‘Boot camps’ open to help small cities compete for infrastructure grants

Billions of dollars in competitive grants will become available to local governments from last year’s bipartisan infrastructure law. Will small and medium-sized cities get their fair share?

Historically, larger cities have enjoyed advantages of possessing the know-how and staff bandwidth to apply. To level the playing field, the Local Infrastructure Hub, a national program founded this spring by numerous philanthropies and city-support organizations, is offering a series of at least 30 “boot camps” over the next two years to help officials navigate the grantmaking process and complete strong applications. The National League of Cities will lead the training.

Applications are open through August for the first round, which starts in September. Officials from municipalities of 150,000 people or smaller can apply. The $10 million supporting the technical assistance initiative is about one-fifth of the total funds the five philanthropies contributed to start the Local Infrastructure Hub. 

NLC found that many smaller communities don’t apply for federal grants due to a lack of resources.
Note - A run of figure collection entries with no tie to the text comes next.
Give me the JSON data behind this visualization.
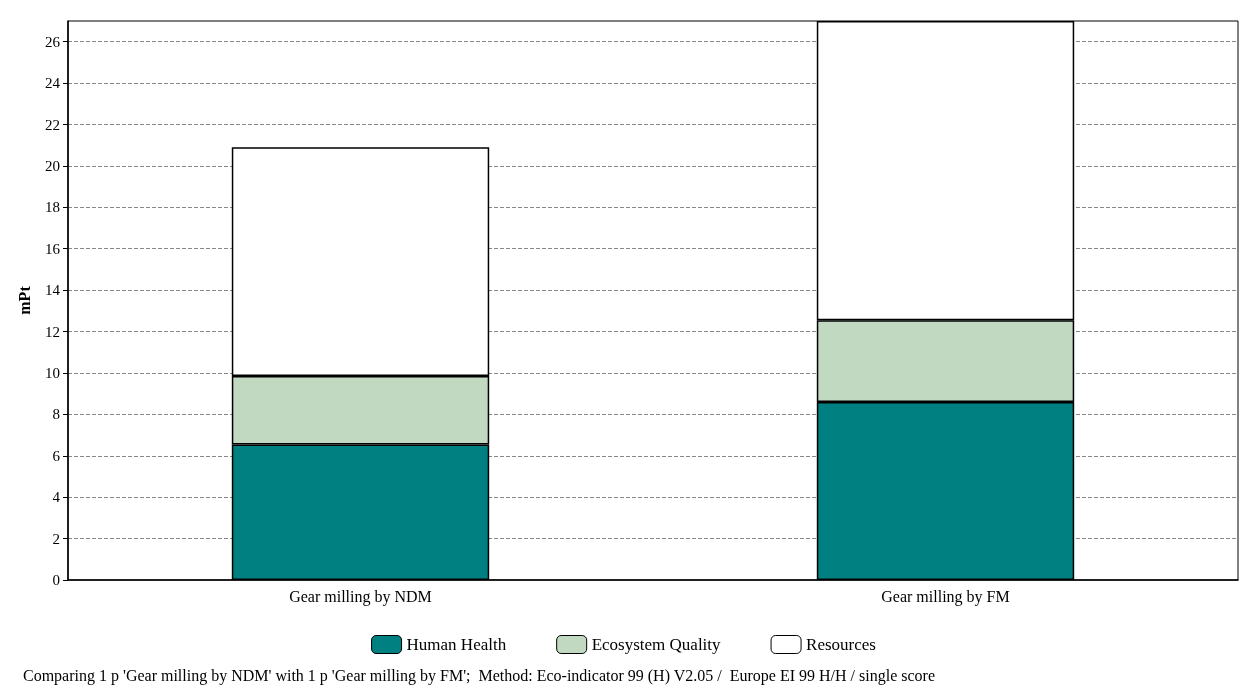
{
  "chart_data": {
    "type": "bar",
    "stacked": true,
    "ylabel": "mPt",
    "categories": [
      "Gear milling by NDM",
      "Gear milling by FM"
    ],
    "series": [
      {
        "name": "Human Health",
        "color": "#008080",
        "values": [
          6.55,
          8.6
        ]
      },
      {
        "name": "Ecosystem Quality",
        "color": "#c0d9c0",
        "values": [
          3.3,
          3.95
        ]
      },
      {
        "name": "Resources",
        "color": "#ffffff",
        "values": [
          11.05,
          14.45
        ]
      }
    ],
    "ylim": [
      0,
      27
    ],
    "yticks": [
      0,
      2,
      4,
      6,
      8,
      10,
      12,
      14,
      16,
      18,
      20,
      22,
      24,
      26
    ],
    "grid": "y",
    "legend": "bottom",
    "annotations": [
      "Comparing 1 p 'Gear milling by NDM' with 1 p 'Gear milling by FM';  Method: Eco-indicator 99 (H) V2.05 /  Europe EI 99 H/H / single score"
    ]
  }
}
According to NLC’s announcement, the program will emphasize “helping communities understand federal priorities, such as equity and sustainability, and then incorporate them and other desired outcomes into submissions.”

The two-week online courses are free. “We built a model curriculum that walks a city through the process of creating highly competitive applications,” said Robert Blaine, senior executive for NLC’s Institute for Youth Education & Families, who is leading the program. The classes will work much “like an online degree program,” Blaine explained.

Each course will consist of three modules. First, participants will hear from experts to get them thinking about the topic and matters such as budgeting. Then participants will gather online in small group sessions. Finally, the hub will provide “office hours,” where participants can ask questions and get advice and feedback, Blaine said.

A major problem for communities in making grant applications is lack of data and data analysts on staff, according to Blaine. The class will show officials how to use NLC’s databank, which provides data broken down by census tract. “Now a team can look at not just what happens in a city, but by census tract across their communities. They can see pockets of disinvestments [and design grant applications] using the data in order to create the biggest impact for people in those communities,” Blaine said.

Very small cities also have the option to band together into a municipal league and apply for a shared grant. 

Initial boot camps will focus on grants being offered by the Federal Emergency Management Agency’s Building Resilient Infrastructure and Communities program and Flood Mitigation Assistance program, the Department of Transportation’s Charging and Fueling Infrastructure program and Strengthening Mobility and Revolutionizing Transportation program, and the Department of Energy’s Energy Efficiency and Conservation Block Grant program.